– Мечта, – напомнила Финн.
– Да, мечта. С тех самых пор, как Шнеегартен снял фальшивый холст и под ним оказался настоящий Рембрандт, я стал мечтать о том, как мы найдем сокровища старого Вильгельма, купим на них какое-нибудь крепкое спасательное судно и будем плавать на нем по всем морям, искать затонувшие суда, старинные дублоны и приключения. Я даже название уже придумал! Назовем себя искателями сокровищ и будем снимать документальный фильм о своих путешествиях. А в спонсоры возьмем американских производителей гоночных автомобилей. И каких-нибудь французских виноделов, чтобы иметь постоянный запас вина. Ну, можно еще рекламировать гели для волос или зубную пасту. Обязательно купим попугая и назовем его Капитан Флинт. Сам Джонни Депп будет умолять нас взять его на рыбалку.
– Идея с гелем для волос мне нравится, – засмеялась Финн. – А о попугае забудь – они ужасные грязнули.
– Такая была чудесная мечта, – вздохнул Билли.
Финн медленно обвела глазами комнату и о чем-то задумалась.
– Он ведь дважды это повторил, – наконец сказала она.
– Что?
– Там, на острове… Ты сказал, что это как мальтийский сокол, только настоящий. А потом, когда мы уже отчаливали, он сказал мне: «Передай моему племяннику, что он был прав насчет птицы».
– Я не понимаю.
– Ну помнишь, в «Мальтийском соколе» они все гоняются за фигуркой птицы и считают, что она то ли из золота, то ли из бриллиантов и только сверху покрашена чем-то для маскировки. И ради нее они готовы на все, и дело доходит даже до убийства, а потом выясняется, что это фальшивка. Тот толстяк начинает скоблить статуэтку перочинным ножом, и внизу оказывается простой свинец.
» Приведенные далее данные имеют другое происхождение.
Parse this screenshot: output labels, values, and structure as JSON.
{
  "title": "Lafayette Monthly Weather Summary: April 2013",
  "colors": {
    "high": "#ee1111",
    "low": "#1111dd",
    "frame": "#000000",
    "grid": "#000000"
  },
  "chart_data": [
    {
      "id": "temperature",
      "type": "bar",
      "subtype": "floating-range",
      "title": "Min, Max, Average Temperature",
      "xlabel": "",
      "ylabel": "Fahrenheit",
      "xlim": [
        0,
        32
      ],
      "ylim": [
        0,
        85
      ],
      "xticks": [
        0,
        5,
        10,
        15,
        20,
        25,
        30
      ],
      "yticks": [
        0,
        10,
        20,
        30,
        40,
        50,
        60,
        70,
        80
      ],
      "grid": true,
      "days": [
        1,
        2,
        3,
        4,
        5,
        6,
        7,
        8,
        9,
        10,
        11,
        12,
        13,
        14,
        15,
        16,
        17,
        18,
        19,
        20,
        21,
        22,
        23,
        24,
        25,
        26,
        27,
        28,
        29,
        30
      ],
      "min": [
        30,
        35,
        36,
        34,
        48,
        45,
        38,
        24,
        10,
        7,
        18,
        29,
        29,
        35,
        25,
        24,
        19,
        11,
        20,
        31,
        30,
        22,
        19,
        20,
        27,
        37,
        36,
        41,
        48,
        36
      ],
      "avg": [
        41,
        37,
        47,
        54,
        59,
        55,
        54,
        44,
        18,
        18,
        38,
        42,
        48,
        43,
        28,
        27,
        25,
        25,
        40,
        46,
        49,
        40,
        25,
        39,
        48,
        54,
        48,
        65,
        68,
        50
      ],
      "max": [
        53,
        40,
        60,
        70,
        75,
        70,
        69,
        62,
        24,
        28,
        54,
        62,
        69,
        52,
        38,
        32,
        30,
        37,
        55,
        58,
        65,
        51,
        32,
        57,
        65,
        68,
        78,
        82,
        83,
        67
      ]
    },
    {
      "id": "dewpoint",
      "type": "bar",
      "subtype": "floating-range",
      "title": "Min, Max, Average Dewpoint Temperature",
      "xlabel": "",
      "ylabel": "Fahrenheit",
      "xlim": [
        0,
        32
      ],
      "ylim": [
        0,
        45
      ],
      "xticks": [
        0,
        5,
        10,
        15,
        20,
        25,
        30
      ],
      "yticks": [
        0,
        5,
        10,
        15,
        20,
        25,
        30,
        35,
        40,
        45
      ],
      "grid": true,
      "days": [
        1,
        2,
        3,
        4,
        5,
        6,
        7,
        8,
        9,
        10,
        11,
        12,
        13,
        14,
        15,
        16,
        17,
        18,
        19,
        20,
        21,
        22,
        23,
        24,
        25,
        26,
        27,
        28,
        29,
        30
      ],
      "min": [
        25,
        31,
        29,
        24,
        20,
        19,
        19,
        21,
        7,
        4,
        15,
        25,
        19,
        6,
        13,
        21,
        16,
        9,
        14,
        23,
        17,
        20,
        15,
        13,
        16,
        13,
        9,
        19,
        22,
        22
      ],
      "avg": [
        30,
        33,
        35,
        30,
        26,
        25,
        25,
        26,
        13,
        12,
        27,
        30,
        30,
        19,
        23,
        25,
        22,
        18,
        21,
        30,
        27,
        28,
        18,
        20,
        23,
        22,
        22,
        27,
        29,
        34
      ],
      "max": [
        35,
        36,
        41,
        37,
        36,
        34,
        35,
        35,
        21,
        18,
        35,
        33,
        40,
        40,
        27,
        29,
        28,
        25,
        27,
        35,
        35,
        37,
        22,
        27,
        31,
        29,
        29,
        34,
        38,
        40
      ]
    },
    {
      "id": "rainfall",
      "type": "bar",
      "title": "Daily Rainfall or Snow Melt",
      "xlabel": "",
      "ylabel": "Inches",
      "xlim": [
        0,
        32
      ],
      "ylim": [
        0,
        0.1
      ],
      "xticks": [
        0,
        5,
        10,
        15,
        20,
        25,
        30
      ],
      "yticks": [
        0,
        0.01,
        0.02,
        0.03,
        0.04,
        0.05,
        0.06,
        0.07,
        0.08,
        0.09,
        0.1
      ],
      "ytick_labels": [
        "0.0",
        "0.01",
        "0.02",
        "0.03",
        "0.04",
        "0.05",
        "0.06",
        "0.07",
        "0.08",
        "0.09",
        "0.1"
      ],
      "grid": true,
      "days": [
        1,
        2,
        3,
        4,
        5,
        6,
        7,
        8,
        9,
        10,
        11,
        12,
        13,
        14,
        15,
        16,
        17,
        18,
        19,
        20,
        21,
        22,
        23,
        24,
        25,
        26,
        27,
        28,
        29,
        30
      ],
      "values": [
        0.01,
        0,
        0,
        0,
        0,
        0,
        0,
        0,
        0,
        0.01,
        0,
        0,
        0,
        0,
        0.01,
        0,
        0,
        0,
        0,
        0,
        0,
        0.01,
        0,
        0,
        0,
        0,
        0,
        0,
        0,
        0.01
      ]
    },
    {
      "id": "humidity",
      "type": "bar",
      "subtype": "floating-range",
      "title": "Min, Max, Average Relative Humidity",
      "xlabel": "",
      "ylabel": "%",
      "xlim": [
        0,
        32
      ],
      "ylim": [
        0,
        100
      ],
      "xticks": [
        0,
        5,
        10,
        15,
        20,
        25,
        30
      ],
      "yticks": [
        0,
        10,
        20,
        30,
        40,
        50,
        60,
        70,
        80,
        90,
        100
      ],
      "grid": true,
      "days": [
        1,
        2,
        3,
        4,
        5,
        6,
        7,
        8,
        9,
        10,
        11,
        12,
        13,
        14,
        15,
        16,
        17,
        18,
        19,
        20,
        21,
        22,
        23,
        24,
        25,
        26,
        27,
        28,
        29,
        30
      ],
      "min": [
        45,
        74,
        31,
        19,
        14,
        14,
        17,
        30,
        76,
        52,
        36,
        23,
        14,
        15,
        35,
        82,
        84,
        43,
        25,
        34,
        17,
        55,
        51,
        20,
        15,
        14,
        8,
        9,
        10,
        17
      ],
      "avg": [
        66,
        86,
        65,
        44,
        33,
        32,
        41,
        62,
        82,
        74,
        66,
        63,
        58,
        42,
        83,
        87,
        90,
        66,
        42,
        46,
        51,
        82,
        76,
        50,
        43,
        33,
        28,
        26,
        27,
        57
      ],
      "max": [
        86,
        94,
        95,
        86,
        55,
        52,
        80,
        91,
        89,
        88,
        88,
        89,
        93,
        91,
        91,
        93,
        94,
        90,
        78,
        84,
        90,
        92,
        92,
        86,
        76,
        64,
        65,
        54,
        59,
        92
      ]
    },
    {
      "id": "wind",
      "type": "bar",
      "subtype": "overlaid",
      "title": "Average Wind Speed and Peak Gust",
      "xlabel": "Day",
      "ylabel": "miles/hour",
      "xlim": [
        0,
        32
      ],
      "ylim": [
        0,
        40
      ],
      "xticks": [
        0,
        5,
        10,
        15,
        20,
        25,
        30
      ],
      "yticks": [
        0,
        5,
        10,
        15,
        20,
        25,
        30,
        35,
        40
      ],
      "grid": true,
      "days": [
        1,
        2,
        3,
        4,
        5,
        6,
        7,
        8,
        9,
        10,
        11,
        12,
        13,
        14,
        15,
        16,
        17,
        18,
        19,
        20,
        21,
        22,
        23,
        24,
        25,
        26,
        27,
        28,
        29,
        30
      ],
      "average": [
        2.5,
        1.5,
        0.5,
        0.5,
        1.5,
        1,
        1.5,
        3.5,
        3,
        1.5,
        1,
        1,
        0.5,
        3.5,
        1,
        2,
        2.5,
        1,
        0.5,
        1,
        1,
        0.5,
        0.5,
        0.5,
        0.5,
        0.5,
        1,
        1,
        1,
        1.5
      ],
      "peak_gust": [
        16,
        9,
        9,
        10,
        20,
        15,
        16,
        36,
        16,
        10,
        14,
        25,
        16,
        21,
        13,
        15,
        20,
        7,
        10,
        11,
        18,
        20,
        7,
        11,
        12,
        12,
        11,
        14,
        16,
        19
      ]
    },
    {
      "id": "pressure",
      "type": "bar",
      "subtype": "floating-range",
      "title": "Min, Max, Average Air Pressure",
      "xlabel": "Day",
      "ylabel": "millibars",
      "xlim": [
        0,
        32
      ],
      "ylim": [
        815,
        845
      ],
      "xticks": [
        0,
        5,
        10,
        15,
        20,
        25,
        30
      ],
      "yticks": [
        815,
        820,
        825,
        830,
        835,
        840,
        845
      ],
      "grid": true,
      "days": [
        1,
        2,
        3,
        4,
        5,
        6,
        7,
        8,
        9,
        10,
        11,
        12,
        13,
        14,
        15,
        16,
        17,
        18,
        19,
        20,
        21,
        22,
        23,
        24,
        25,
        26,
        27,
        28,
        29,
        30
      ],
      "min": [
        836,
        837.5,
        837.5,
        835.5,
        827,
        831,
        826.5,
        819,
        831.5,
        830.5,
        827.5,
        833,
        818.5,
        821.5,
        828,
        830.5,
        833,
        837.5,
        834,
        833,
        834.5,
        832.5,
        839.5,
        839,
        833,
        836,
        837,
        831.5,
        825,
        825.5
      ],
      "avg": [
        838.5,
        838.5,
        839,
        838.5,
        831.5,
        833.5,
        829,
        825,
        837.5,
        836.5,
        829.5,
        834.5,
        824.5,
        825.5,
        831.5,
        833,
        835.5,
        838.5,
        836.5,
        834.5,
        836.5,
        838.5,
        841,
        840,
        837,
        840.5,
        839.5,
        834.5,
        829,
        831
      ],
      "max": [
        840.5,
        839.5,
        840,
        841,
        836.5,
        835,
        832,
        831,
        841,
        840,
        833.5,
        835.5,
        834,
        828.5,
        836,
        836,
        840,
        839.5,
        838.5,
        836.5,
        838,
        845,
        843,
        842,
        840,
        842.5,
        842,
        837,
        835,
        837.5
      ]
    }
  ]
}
– Сидни Гринстрит. Это он играет толстяка, Каспара Гутмана.
– А ты сказал, что сокровища в пещере – это как мальтийский сокол, только настоящий.
– Я все равно не понимаю, – покачал головой Билли. – Не ходи кругами, говори прямо.
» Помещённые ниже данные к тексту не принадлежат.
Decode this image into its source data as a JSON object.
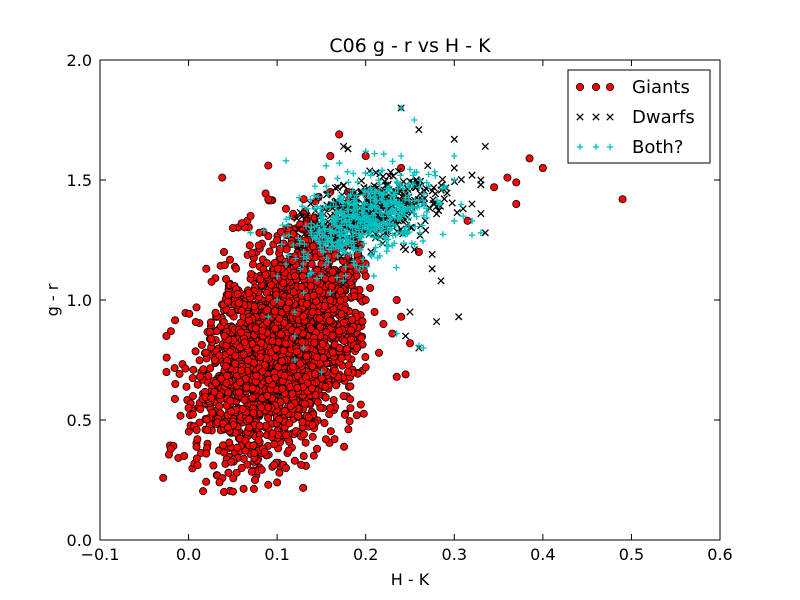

– Да не кругами. Понимаешь, не кругами, а слоями! – Голос Финн звенел от возбуждения. – Вот так и настоящий Рембрандт был спрятан под слоем Рембрандта фальшивого.
И тут Билли понял. Затаив дыхание, он обвел глазами украшенные лепниной потолок и стены. Лианы, птицы, удивительные звери, большие и маленькие.
– Джунгли, – прошептал он.
– Сокровище, спрятанное в джунглях! – подхватила Финн. – Он ведь нам говорил. Он сказал, что у нас остался дом в Амстердаме и «лавка чудес» и что этого хватит на всех.
Она нашла на столе старинный морской кортик, возможно принадлежавший самому Вильгельму ван Богарту, выхватила его из ножен и воткнула узкое лезвие в гипсовый орнамент на стене. На пол посыпалась штукатурка. Финн отковырнула кусок лепнины, и белая щель вдруг сверкнула рубиновым блеском.
Она продолжала осторожно соскребать гипс, и скоро ей на ладонь упал кроваво-красный камень размером с яйцо дрозда. Должно быть, он стоил целое состояние, и таких камней здесь были сотни, а может, и тысячи. Финн аккуратно расчистила лезвием шестидюймовый квадратик между лепниной, и ей на лицо упал золотой отблеск.
– Так вот что скрывал Рембрандт! – потрясенно прошептала она. – Вся эта комната – настоящий клад!
Она продолжала работать ножом, и шесть квадратных дюймов чистого золота превратились в квадратный фут. Издалека до них донеслось дребезжание дверного звонка.
– Это, наверное, Дерлаген.
– Я отошлю его прочь, – усмехнулся Билли. – Скажу, что мы затеяли небольшой ремонт. – Он вдруг замер в дверном проеме. – А интересно, сколько сейчас времени в Джакарте?